Much of the way we live out our faith is neither from the Scriptures nor the Apostolic Tradition but rather from our own human tradition. We have come to insist on a variety of practices and a way of self-presentation that are meant to be pious and devout. So too in politics we have ways of participating that may have started off noble, even designed to avoid objective evil, but which have devolved into merely tribal. 

An example will help us to see how we can get carried away with merely human traditions. If someone experiences the power of God through a renewal movement this is certainly a good thing. Trying to share that experience and that movement with others is also good. But insisting that it is the only way, and passing judgment on those who don't choose that particular path, assuming we have a spirituality that is somehow superior, is wrong. Parallel examples of a more traditional sort could also be easily identified.

Human traditions must be judged on their fruit. Are they actually bringing hearts closer to God? Are they actually freeing us to love one another? Or have they become distractions from the weightier matters of justice and mercy (see Matthew 23:23)? Have they become excuses that prevent us from being challenged to love others in ways that may have a cost for us?

Yet you say,
‘If someone says to father or mother,
“Any support you might have had from me is qorban”’
(meaning, dedicated to God),
you allow him to do nothing more for his father or mother.

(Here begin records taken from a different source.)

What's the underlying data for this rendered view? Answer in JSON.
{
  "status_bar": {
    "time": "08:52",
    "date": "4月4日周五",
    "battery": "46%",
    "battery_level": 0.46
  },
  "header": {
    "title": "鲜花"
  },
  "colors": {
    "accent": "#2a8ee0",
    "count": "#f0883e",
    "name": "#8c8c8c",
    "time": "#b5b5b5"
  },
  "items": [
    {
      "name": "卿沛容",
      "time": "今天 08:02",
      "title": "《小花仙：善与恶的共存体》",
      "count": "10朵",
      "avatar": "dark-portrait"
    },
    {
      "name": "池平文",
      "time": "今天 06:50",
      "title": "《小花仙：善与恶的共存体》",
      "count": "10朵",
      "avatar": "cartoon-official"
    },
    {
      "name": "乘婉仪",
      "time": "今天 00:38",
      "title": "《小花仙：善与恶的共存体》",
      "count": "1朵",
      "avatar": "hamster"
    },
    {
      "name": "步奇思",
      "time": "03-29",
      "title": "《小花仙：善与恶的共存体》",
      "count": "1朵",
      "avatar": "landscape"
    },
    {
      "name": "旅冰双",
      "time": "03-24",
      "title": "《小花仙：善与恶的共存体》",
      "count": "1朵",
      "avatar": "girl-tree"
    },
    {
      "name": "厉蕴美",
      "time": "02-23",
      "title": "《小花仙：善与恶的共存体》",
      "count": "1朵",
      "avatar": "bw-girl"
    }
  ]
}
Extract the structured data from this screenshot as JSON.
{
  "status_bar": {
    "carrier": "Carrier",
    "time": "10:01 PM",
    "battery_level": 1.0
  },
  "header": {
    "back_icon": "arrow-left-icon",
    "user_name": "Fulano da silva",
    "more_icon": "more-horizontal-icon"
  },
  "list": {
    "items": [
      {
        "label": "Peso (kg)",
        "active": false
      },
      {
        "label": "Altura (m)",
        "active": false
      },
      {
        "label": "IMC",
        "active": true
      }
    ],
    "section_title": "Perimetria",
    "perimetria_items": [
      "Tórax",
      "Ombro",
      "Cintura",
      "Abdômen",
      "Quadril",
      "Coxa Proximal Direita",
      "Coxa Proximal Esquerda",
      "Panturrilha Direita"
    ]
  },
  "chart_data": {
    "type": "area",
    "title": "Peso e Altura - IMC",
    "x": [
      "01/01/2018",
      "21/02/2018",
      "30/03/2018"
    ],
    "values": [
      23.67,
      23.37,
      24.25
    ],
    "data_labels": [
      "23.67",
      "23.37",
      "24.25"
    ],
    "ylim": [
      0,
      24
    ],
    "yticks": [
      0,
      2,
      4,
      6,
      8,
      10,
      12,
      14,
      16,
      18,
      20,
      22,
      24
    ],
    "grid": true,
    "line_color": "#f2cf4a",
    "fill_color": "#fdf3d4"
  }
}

We were made in the image and likeness of God. But our traditions, if we are not careful, try to remake God in our image and likeness. They provide an entry point for us at first because they contain something that is connatural to us and our temperament. Then, if we are not careful, we insist on that for everyone, and judge anyone who will not take the same path. This is a tendency against which we must be on guard. Without grace we will tend to shift the priority to our preferences rather than God's will. When this happens, good things are changed from entry points to occasions of judging others and excuses to remain unchanged ourselves.

The image of God within us was obscured by sin. But the renewal of the image that Jesus made possible is a gift he gave us in baptism. Yet, having received it, we still need to live it, to let it bear fruit.

Do not be conformed to this world, but be transformed by the renewal of your mind (see Romans 12:2)

put off your old self, which belongs to your former manner of life and is corrupt through deceitful desires, and to be renewed in the spirit of your minds, and to put on the new self, created after the likeness of God in true righteousness and holiness (see Ephesians 4:22-23)

On our own we tend to fall back toward the chaos before creation. But God who makes all things new can renew us as well. Let us live so as to depend on it.

You have made him little less than the angels,
    and crowned him with glory and honor.
You have given him rule over the works of your hands,
    putting all things under his feet.